Two aspects of the conference were especially noteworthy. One was its attempt to combine scholarly contributions with perspectives from social movements and NGOs: the invited speakers included not only academics based at institutions around the world, but also local activists and campaigners from across Latin America; though for obvious reasons, there was a much stronger Peruvian presence. As a result, the event had a strong trans-Latin American character, pointing to problems shared by the Andean countries and Mexico, by Central America and the Southern Cone alike. Many of these revolve around “extractivism”, shorthand for the whole complex of political, social and economic phenomena that have gone along with the resource boom of the last decade in much of Latin America.
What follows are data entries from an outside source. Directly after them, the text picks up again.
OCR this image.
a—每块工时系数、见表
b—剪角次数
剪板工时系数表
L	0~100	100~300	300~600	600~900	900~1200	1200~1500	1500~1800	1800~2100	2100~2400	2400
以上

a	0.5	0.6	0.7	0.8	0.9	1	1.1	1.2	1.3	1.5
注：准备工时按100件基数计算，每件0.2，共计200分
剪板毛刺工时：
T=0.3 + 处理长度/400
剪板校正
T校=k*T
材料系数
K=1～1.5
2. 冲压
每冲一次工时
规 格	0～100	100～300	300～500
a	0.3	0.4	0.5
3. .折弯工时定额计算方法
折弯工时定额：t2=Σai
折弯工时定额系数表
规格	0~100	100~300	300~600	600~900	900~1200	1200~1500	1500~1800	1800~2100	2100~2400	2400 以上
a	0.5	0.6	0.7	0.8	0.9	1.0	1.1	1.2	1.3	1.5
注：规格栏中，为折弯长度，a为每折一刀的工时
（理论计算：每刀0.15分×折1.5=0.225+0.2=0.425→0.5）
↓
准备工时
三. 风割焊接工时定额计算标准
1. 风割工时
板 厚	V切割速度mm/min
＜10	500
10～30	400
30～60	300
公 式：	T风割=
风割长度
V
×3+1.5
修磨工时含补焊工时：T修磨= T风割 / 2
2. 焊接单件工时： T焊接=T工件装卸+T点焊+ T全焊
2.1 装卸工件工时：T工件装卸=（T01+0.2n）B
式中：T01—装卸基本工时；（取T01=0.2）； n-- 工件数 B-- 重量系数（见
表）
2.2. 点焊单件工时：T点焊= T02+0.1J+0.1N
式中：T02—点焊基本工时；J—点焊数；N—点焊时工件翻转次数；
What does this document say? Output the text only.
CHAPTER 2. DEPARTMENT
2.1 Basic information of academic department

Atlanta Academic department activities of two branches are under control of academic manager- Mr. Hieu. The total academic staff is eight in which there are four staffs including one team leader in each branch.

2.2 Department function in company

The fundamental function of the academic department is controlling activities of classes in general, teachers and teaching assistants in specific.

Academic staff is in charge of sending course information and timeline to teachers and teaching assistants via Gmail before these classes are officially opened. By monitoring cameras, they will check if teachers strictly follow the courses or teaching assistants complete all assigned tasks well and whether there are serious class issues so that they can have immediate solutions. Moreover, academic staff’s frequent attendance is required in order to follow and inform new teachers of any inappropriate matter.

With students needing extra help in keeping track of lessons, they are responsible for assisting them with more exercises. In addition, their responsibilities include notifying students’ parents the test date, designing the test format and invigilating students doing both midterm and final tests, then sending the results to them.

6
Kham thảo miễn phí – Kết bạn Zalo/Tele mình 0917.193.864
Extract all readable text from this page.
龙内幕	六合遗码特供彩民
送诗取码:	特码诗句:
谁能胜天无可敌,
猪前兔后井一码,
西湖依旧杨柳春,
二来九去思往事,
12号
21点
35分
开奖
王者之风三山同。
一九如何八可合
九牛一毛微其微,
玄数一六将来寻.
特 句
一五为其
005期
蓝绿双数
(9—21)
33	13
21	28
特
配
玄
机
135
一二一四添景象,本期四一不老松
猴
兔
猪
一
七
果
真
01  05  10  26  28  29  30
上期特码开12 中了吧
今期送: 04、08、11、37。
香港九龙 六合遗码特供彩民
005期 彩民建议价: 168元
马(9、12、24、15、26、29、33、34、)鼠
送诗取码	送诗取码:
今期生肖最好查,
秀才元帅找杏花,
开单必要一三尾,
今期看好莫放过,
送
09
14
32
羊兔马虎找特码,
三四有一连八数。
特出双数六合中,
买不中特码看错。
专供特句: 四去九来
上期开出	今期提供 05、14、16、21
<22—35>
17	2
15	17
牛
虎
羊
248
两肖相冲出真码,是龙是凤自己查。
In Peru, mining has fed the country’s recent economic resurgence, but as many of the speakers at the conference testified, it has also brought environmental damage and dispossession of entire communities, from the Pasco region in the central highlands to Celendín in the north, to Cuzco and Tambo in the south. By October 2014, mining concessions accounted for some 20 percent of Peruvian territory, according to a spokesman for Red Muqui, one of the organizers of the conference; moreover, these mining concessions now affect an estimated half of the country’s 6,000-plus comunidades campesinas.
The second striking feature of the event was the way discussion moved between historical analyses and the issues dominating the present. There were presentations chronicling land struggles that have taken place over the past half-century in such countries as Chile, Ecuador, Venezuela, Bolivia and Mexico, pointing again and again to the connection between popular mobilizations in the countryside and substantive change in ownership and control over the land; without the one, the other is unlikely if not impossible. In a keynote speech Sinclair Thomson from the History Department at NYU offered a much deeper historical perspective, tracing the “problem of the land” through the early twentieth century, where it occupied a prominent place in the thought of the Peruvian Marxist José Carlos Mariátegui, all the way back to indigenous uprisings against Spanish colonial rule in the late eighteenth century – the most durable being that led by Túpac Amaru, who posed a direct challenge to Spanish sovereignty in this part of the Americas. Taking this longer historical view, Thomson argued, might encourage us to see struggles over the land as not only economic and political in nature, but also in part as battles between contending ideas of sovereignty, and between different conceptions of territory.